Amoxicillin/Clavulansäure
Von drei Stärken sind zwei im Lieferengpass, da der aktuelle Bedarf nicht adäquat bedient werden kann.
Cytarabin
Aktuell gibt es Probleme in der Wirkstoffherstellung. Das BfArM ist im Austausch mit dem Zulassungsinhaber.
D,L-Lysinacetylsalicylat Glycin
Der Lieferengpass ist aufgrund von Problemen in der Herstellung bis 2025 verlängert worden. Die Ware wird kontingentiert abgegeben.
Eisen
Aufgrund der Schließung des Herstellers, ist ein alternativer Hersteller zu etablieren. Die verfügbare Ware wird kontingentiert abgegeben.
Eptifibatid
Durch Probleme in der Herstellung kommt es zur Einstellung der Produktion. Eine Information an die Fachkreise befindet sich in Abstimmung.
Fludarabin
Aktuell wird Ware kontingentiert abgegeben.

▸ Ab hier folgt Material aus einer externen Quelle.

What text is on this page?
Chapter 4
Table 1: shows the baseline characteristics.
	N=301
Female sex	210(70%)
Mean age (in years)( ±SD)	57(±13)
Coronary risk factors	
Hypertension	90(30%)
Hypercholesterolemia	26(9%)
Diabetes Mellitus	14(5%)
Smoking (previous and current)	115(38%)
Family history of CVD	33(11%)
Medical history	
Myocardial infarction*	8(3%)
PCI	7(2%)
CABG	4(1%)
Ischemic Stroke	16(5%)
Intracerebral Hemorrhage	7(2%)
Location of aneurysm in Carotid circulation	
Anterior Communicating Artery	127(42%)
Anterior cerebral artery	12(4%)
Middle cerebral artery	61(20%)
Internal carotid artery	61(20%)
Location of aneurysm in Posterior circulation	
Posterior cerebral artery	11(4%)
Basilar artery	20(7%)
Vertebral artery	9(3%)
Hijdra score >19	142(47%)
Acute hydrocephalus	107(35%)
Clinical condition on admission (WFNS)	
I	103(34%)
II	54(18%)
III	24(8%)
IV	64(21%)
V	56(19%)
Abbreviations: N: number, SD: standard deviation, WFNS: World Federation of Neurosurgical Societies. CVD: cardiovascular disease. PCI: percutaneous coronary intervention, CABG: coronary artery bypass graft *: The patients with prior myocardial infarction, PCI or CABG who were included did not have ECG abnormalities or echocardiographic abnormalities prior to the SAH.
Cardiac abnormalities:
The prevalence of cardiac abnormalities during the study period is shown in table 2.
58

Therapeutische Alternativen sind vorhanden, aber teilweise nicht einsetzbar.
Fluoxetin
Eine durch Nitrosamin-Verunreinigungen verursachte Liefereinschränkung einzelner Chargen.
Insuline
Durch die Einstellung der Produktion von Humaninsulinen bei Sanofi Aventis Deutschland GmbH kommt es zu Einschränkungen. Durch ausreichend alternative Anbieter ist die Versorgung als stabil einzuschätzen.
Liraglutid
Einzelne Packungsgrößen sind hier im Engpass. Die Nachfrage nach GLP-1 Rezeptor Agonisten ist weiterhin hoch.
Metamizol
Eine erhöhte Nachfrage begründet mit Lieferengpässen von anderen Anbietern und Qualitätsprobleme bei den gelieferten Ampullen führt zu einer eingeschränkten Verfügbarkeit. Ausnahmegenehmigungen für Kompensationsware wurden vom BfArM erteilt.
Minoxidil
Dieser Lieferengpass besteht aufgrund von Produktionsproblemen. Das BfArM ist im Austausch mit dem Zulassungsinhaber.
Natriumperchlorat
Aus wirtschaftlichen Gründen hat der bisherige Wirkstoffhersteller Verträge mit dem Zulassungsinhaber gekündigt. Es sind keine therapeutischen Alternativen vorhanden. Die Herstellung des Fertigarzneimittels Irenat® wurde nach Aussagen des Zulassungsinhabers eingestellt.
Nimodipin
Durch Probleme in der Herstellung bei einem Anbieter, kommt es zur erhöhten Nachfrage bei einem anderen Anbieter. Betroffen ist die orale Darreichungsform. Die verfügbare Ware wird kontingentiert abgegeben.
Penicillamin
Ausnahmegenehmigungen für Kompensationsware wurden erteilt.
Ritonavir
Der Lieferengpass besteht aufgrund einer erhöhten Nachfrage. Die nächste Lieferung des zentral zugelassenen Arzneimittels Norvir ist für Oktober 2023 angekündigt. Nach aktueller Berechnung wird der Umfang nicht den gesamten erwarteten Bedarf decken können.
Salbutamol
Der Lieferengpass besteht aufgrund erhöhter Nachfrage. Ausnahmegenehmigungen zum Inverkehrbringen von Kompensationsware wurden vom BfArM erteilt.
Semaglutid
Es gibt weiterhin eine anhaltend hohe Nachfrage.
Tropicamid
Produktionserhöhungen sind erfolgt. Dennoch kann der Bedarf nicht umfassend und kontinuierlich gedeckt werden.
Lieferengpässe im Fokus
Calciumfolinat
Nach Kenntnisstand des BfArM konnte durch die Bekanntmachung des Versorgungsmangels ausreichend Ware zum Import bereitgestellt werden, um die Versorgungslage zu stabilisieren.
Antibiotika Tabletten
Nach wie vor sind verschiedene Antibiotika in Form von Tabletten nicht bedarfsgerecht verfügbar. Dies betrifft vornehmlich die Wirkstoffe Cefalexin und Clindamycin.
Antipyretika für Kinder
Seit Jahresbeginn ist eine steigende Verfügbarkeit in allen Produktgruppen zu erkennen. Nach den aktuellen Daten/ Informationen des pharmazeutischen Großhandels ist eine Bevorratung wieder möglich. Die Verfügbarkeit der Produkte wird als ausreichend eingestuft.
ALBVVG
Mit Inkrafttreten des ALBVVG haben die Bundesoberbehörden weitere Kompetenzen erhalten und auch die Rolle des Beirats ist weiter gestärkt worden, insbesondere bei einer versorgungsgefährdenden Marktverdichtung bei generischen Arzneimitteln.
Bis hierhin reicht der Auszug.